The qualified immunity inquiry requires a court to decide whether the facts as alleged or shown make out a constitutional violation and whether the right that was allegedly violated was a clearly established right at the time of the alleged misconduct. Id. at 232. If the court can conclude that either no constitutional violation occurred or that the right was not clearly established, qualified immunity is warranted. The court may consider either prong of the inquiry without regard to sequence. Id. at 236. As discussed above, an issue of fact remains as to whether Leavitt retaliated against Plaintiff for filing a grievance on April 22, 2020. The filing of a prisoner grievance is constitutionally protected conduct for which a prisoner cannot be subjected to retaliation, and that right was clearly established. See Smith, 250 F.3d at 1037. Accordingly, Leavitt is not entitled to qualified immunity on Plaintiff's claim.
B. Motion for Declaratory Judgment
Plaintiff moves for a declaratory judgment, but he does not specify what he seeks the Court to declare. In fact, he does not ask the Court to declare anything. Instead, he complains that Leavitt submitted a corrected affidavit (ECF No. 64) after Plaintiff filed his response. (ECF No. 67 at PageID.471.) Plaintiff contends that the corrected affidavit, which submits Leavitt's complete affidavit that ECF No. 54 omitted, is an attempt to create “a sham factual issue by addressing those objections raised by [Plaintiff]” in his response. (Id.) Contrary to Plaintiff's argument, the corrected affidavit simply corrects counsel's previous filing error and does not attempt to create a sham factual issue. Moreover, as noted above, an issue of fact remains that precludes granting Leavitt's motion for summary judgment. Therefore, the harm that Plaintiff identifies in his motion does not exist.

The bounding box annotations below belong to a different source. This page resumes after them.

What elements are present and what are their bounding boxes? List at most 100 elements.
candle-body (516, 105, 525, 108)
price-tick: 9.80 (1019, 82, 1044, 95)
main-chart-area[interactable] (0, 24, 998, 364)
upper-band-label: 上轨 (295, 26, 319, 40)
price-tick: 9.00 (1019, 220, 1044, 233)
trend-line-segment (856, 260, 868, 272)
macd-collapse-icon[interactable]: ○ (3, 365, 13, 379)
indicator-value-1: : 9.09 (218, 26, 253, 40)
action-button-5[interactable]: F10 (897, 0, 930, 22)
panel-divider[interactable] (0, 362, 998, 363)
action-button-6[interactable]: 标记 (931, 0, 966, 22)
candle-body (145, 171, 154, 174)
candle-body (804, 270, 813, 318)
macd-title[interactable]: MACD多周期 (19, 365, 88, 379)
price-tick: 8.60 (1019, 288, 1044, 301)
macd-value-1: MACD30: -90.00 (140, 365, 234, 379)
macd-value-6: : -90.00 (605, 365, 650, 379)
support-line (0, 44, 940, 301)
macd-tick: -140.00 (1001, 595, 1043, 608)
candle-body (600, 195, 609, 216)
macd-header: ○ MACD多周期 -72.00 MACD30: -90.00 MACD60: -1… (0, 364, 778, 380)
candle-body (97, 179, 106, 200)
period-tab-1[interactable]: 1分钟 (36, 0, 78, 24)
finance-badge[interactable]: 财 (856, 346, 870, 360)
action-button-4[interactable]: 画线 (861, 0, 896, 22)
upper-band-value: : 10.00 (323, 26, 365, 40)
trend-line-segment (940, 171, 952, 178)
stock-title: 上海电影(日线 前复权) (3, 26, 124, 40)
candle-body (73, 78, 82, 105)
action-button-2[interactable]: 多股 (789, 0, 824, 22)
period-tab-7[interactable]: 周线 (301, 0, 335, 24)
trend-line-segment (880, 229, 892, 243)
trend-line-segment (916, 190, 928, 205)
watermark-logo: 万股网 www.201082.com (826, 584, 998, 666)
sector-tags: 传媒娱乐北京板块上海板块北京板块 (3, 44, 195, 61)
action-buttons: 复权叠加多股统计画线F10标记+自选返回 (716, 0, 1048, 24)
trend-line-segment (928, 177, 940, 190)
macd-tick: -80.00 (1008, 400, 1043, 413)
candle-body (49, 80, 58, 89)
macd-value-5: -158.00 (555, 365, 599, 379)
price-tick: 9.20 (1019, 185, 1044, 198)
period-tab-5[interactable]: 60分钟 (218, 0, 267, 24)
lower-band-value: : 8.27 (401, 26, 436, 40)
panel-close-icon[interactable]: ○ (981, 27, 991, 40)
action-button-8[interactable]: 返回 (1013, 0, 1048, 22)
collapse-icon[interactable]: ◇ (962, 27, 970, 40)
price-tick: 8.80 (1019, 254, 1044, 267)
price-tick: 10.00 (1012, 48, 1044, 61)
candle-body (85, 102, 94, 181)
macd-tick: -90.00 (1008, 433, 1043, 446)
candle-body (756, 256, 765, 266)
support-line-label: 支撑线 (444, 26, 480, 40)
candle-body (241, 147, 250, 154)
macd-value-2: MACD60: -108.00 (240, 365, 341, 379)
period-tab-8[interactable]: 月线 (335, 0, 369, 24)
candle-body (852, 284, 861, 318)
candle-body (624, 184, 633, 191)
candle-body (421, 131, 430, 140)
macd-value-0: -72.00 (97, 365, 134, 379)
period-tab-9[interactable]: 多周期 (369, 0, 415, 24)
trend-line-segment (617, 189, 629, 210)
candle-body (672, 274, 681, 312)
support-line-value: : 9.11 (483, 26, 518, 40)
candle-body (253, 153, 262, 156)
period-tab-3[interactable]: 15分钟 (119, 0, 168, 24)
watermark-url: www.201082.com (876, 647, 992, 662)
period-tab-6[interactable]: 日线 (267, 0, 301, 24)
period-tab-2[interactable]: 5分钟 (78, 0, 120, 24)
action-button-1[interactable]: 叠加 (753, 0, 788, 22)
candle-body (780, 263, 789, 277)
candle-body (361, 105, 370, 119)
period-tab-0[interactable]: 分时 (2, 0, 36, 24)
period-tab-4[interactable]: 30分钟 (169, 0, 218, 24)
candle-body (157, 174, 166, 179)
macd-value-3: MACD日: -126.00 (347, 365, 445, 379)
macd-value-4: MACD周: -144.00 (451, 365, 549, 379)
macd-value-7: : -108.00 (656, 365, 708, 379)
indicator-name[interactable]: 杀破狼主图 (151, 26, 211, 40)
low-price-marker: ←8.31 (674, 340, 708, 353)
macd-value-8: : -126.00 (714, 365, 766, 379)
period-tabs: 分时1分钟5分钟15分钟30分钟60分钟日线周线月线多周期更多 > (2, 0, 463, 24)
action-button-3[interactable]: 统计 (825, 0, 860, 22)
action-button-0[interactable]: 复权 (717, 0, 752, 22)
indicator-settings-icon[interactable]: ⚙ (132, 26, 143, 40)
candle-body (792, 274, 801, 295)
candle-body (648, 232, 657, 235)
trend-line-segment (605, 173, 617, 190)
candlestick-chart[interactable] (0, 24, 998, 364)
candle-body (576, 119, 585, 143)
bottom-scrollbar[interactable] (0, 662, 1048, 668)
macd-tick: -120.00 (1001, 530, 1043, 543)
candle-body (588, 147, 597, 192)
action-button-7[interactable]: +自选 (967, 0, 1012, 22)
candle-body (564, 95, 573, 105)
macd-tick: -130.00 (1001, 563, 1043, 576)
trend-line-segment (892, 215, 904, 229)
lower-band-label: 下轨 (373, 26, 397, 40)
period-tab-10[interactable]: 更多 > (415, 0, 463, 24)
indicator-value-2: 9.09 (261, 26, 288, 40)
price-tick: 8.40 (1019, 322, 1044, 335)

Accordingly, Plaintiff fails to demonstrate an appropriate basis for a declaratory judgment, and his motion should be denied.
IV. Conclusion
For the reasons set forth above, I recommend that the Court deny Leavitt's motion for summary judgment and Plaintiff's motion for a declaratory judgment (ECF Nos. 52 and 67).
NOTICE
OBJECTIONS to this Report and Recommendation must be filed with the Clerk of Court within 14 days of the date of service of this notice. 28 U.S.C. § 636(b)(1)(C). Failure to file objections within the specified time waives the right to appeal the District Court's order. See Thomas v. Arn, 474 U.S. 140 (1985); United States v. Walters, 638 F.2d 947 (6th Cir. 1981).